For debugging tried Polymer < 3.0. This does not currently work.

In [0]:
import IPython
display(IPython.display.HTML('''

  <head>

  <link rel="import"  href="https://polygit.org/polymer+^1.9.1/webcomponentsjs+^0.7.0/components/polymer/polymer.html">

  <script>

  Polymer({
    is: "proto-element",

    // add a callback to the element's prototype
    ready: function() {
      this.textContent = "I'm a proto-element. Check out my prototype!"
    }
  });

  </script>

  </head>

  <body>
    <proto-element></proto-element>
  </body>

'''))


##### Call python model from JS

Towards taking the place of a remote HTTP query in the interest of simplicity while developing new FX components.

In [0]:
import IPython
from google.colab import output

def infer_state_from_image(input_tensor):
  # Use display.JSON to transfer a structured result.
  return IPython.display.JSON({'result': 1234})

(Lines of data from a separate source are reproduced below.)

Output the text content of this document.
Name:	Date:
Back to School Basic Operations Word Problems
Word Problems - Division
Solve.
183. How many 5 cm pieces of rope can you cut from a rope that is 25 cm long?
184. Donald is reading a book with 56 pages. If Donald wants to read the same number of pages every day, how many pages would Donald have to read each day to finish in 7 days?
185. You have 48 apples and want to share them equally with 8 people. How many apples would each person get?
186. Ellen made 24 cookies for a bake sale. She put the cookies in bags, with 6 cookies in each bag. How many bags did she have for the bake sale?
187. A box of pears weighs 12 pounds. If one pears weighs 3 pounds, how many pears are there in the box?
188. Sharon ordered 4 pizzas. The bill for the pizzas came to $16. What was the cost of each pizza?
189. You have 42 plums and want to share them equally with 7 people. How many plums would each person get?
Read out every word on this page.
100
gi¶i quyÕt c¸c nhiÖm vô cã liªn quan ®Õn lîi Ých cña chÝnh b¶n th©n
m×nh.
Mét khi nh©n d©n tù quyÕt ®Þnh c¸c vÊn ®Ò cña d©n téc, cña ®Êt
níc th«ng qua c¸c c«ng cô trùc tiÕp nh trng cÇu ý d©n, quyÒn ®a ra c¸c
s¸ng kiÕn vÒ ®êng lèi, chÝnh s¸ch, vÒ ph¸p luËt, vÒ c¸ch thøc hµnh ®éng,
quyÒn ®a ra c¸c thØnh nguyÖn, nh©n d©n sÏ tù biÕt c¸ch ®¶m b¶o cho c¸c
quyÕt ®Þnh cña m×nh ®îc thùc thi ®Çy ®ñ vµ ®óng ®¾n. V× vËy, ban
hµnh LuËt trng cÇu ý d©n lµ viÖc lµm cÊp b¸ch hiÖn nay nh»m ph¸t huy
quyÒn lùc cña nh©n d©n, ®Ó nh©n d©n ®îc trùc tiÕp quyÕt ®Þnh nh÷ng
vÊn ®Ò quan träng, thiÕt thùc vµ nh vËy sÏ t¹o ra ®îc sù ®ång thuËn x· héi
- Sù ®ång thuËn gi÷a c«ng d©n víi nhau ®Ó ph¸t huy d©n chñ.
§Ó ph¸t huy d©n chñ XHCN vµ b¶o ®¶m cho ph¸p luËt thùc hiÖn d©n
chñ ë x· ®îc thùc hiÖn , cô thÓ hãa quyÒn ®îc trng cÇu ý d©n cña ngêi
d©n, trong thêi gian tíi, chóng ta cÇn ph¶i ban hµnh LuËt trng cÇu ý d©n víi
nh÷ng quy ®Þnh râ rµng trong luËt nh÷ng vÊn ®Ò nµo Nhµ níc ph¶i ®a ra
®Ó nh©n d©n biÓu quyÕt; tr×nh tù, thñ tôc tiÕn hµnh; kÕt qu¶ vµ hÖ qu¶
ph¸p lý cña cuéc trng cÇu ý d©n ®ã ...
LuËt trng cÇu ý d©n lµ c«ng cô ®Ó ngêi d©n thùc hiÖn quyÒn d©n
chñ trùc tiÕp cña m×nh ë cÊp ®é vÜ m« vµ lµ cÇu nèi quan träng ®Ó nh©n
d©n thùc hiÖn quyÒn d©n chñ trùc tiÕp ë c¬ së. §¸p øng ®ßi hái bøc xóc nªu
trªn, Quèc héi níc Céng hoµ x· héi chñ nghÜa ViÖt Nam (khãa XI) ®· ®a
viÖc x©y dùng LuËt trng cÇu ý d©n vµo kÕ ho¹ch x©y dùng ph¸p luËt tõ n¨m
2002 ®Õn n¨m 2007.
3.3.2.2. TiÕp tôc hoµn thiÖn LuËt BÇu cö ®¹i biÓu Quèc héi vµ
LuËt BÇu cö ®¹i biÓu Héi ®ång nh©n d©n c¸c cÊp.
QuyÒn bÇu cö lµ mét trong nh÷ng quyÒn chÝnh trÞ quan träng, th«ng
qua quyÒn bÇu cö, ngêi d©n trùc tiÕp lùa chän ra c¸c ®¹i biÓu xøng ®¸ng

output.register_callback('notebook.infer_state_from_image', infer_state_from_image)


In [83]:

%%javascript
(async function() {

  const result = await google.colab.kernel.invokeFunction(
    'notebook.infer_state_from_image', // The callback name.
    ['image_data'], // The arguments.
    {}); // kwargs

  const text = result.data['application/json'];

  document.querySelector("#output-area").appendChild(document.createTextNode(text.result));

})();


<IPython.core.display.Javascript object>

##### Faster js -> python image capture

This was the method used in the first notebook that was built and was somewhat slow. It could be sped up, perhaps by not removing and recreating media elements or we could opt for a different way of interoperating between python and js. 

In [0]:
from IPython.display import display, Javascript
from google.colab.output import eval_js
from base64 import b64decode
import cv2
import numpy as np

import matplotlib
%matplotlib inline

from matplotlib.pyplot import imshow 


def get_frame(filename='photo.jpg', quality=0.8):
  """Some description of your FX demo."""

  js = Javascript('''

    async function takePhoto(quality=1234) {

      const div = document.createElement('div');

      const video = document.createElement('video');
      video.style.display = 'block';
      const stream = await navigator.mediaDevices.getUserMedia({video: true});

      document.body.appendChild(div);
      div.appendChild(video);
      video.srcObject = stream;
      await video.play();

      // Resize the output to fit the video element.
      google.colab.output.setIframeHeight(document.documentElement.scrollHeight, true);

      const canvas = document.createElement('canvas');
      canvas.width = video.videoWidth;
      canvas.height = video.videoHeight;
      canvas.getContext('2d').drawImage(video, 0, 0);
      stream.getVideoTracks()[0].stop();
      div.remove();
      return canvas.toDataURL('image/jpeg', quality);
    }
    ''')

  display(js)

  data = eval_js('takePhoto({})'.format(1234))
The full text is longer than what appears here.